Author Topic: AddressBooker - Webpage to Address Book (Read 13297 times)

publicdomain · « **on:** February 23, 2024, 09:48 PM »

This is based on fellow member @sphere's request:

Targeted Web clipping or scraping and formatting

After some brainstorming & discussion, the planned feature set for the program is:

AdressBooker v1 roadmap:

Extract contact information, contact photo (see original forum post) from web page (by monitoring the clipboard) and bulk process saved pages from a folder directory ( https://github.com/gildas-lormeau/SingleFile/wiki )
Pull information from ‘+” link on (ie instagram)
User will be presented with a dialog when an URL that contains a website from the template/definitions list is copied.
Dialogue box will have:
Option to select and/or add group/category, tags and short note from dialogue box/
Option to include webpage title and source url when collecting information.
User definable hotkey to pause clipboard monitoring in case user wants to clip address without triggering app.

Additional settings:
Ability to edit and create new page templates.

Information will be collected into an Addressbook that will be developed later to group/sort contacts add some notes etc.
-sphere

GitHub Repo @ https://github.com/publicdomain/addressbooker

Development of AddressBooker has officially begun!

Cheers!
Vic

sphere · « **Reply #1 on:** February 24, 2024, 01:42 AM »

Thats great news! Looking forward to it. Thank you.

publicdomain · « **Reply #2 on:** February 24, 2024, 10:46 AM »

Thats great news! Looking forward to it. Thank you.
-sphere (February 24, 2024, 01:42 AM)

I'm happy to assist in bringing your brainchild to life!

Having the first ALPHA of AdressBooker available for commenting on its functionality is the goal for this weekend

Stay tuned!

publicdomain · « **Reply #3 on:** February 25, 2024, 04:23 PM »

Extract contact information, contact photo (see original forum post) from web page (by monitoring the clipboard) and bulk process saved pages from a folder directory ( https://github.com/g...meau/SingleFile/wiki )
-sphere (February 23, 2024, 09:48 PM)

As the actual implementation of this main feature happens, there have been some considerations:

- Libraries dealing with direct HTML scrapping were all discarded (sites can and do load dynamically via scripts regularly).

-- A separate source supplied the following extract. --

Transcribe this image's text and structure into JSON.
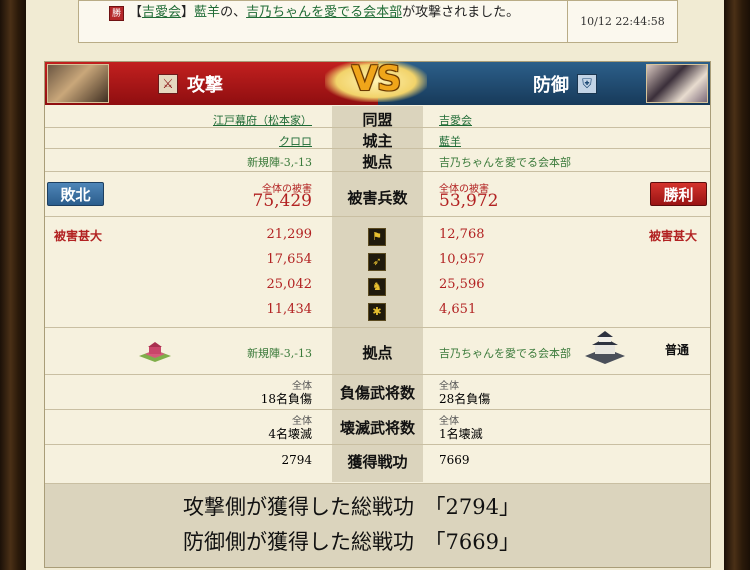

- We originally discussed Selenium + chromedriver. I am familiar with good ol' Selenium since many years ago but I'm using this first web scrapper of 2024 for having a go at some of the more-modern libraries, particularly Google's Puppeteer (https://github.com/puppeteer/puppeteer), which is looking like the way to go.

It's a bulky package when working with Chrome for testing, but it is guaranteed to work since the integration is made at the developer level as a first-party tool (an "indivisible entity with Chromium").

It may mean a bit of an upfront learning curve for a couple more days but seems that investing in Google's Puppeteer can make AddressBooker a proper "headless" scrapper for the modern web (given the requirements are the likes of Instagram, Facebook and the program is likely going to be used with more of the modern social webs).

publicdomain · « **Reply #4 on:** February 25, 2024, 08:10 PM »

@sphere

- What's your current Windows version?

I'm flipping and flopping between C# and JavaScript/TypeScript. I have more experience with C# for the desktop but it sounds like some form of node integration is unavoidable here.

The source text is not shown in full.